Schade, aber dennoch lesenswert.

Tobias Wimbauer selbst steuert schließlich zu diesem Band seine ebenfalls 
fünfzig Seiten starke Studie zu der "Burgunderszene" aus Jüngers "Strahlungen" 
bei ("Kelche sind Körper. Der Hintergrund der Erdbeeren-in-Burgunder-Szene"). 
Auf den Leserbriefseiten der Frankfurter Allgemeinen wurde diese Arbeit und 
ihre zentrale These - die Burgunderszene sei fiktiv und verschlüsselt (JF 
18/04) - in den letzten Monaten bereits intensiv diskutiert. Man sollte nicht 
so weit gehen, die Fiktionalität der Szene als Beleg für ihre Unanstößigkeit 
(wenn sie denn überhaupt anstößig ist) zu nehmen und die ganze Diskussion um 
Jüngers Ästhetizismus als Scheinproblem zu entlarven.

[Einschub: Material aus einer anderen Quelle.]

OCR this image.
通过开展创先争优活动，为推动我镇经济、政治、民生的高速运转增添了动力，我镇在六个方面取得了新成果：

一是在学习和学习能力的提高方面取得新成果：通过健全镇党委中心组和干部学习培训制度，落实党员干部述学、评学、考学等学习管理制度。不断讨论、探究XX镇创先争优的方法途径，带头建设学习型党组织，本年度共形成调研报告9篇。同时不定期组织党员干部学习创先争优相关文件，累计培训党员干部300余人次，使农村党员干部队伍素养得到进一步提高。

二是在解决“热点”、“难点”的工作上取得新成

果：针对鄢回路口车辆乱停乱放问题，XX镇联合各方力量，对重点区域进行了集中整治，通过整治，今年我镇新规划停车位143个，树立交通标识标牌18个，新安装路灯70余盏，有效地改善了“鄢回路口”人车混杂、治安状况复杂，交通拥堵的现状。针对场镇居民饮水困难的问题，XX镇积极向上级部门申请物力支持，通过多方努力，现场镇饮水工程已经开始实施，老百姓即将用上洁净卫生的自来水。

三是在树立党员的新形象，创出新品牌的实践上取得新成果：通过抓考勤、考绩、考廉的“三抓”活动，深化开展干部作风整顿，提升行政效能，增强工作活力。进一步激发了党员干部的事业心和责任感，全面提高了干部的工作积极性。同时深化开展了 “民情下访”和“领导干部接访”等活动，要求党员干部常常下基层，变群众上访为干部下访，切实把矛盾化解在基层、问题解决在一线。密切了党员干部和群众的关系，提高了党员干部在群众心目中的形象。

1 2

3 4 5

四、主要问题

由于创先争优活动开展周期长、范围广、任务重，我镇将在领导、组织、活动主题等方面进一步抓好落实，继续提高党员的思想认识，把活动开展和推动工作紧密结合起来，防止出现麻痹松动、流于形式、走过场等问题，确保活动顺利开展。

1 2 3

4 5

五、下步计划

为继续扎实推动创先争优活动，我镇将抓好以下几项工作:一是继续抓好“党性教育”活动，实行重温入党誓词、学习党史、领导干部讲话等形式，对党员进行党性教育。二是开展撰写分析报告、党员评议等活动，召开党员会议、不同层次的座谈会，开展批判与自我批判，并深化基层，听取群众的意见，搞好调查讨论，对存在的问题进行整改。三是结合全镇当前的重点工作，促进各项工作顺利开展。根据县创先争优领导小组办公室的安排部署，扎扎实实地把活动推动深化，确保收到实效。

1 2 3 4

Dies geht zu weit. Aber zweierlei hat Wimbauer mit viel Detailarbeit und 
Fingerspitzengefühl geleistet: Er hat erstens deutlich gemacht, wie 
feingliedrig motivisch verzweigt Jüngers Tagebücher sind und welche Bedeutungs 
- und Sinnebenen sich in ihnen eröffnen, wenn man den Allusionen einmal 
systematisch nachgeht. Hier steht die Jünger-Philologie noch ganz am Anfang. 
Und er hat zweitens gezeigt, daß sich ein genaueres Hinsehen bei Jünger allemal 
lohnt - selbst oder gerade dort, wo alles gesagt zu sein scheint. Dies sind 
gute Aussichten für die kommenden Bände des "Luminar".

Foto: Ernst und Friedrich Georg Jünger "Jede Besatzung unterliegt einem Gesetz 
der Anpassung, das wechselseitig wirkt" (F.G. Jünger)

Tobias Wimbauer (Hrsg.): Anarch im Widerspruch. Neue Beiträge zu Werk und Leben 
der Gebrüder Jünger. - Das Luminar: Schriften zu Ernst und Friedrich Georg 
Jünger, Band 3. Edition Antaios, Schnellroda 2004, brosch., 324 Seiten, 30 Euro.

Dr. Alexander Pschera ist Germanist und arbeitet zur Zeit an einer Neuausgabe 
der Rivarol-Dissertation von 1938.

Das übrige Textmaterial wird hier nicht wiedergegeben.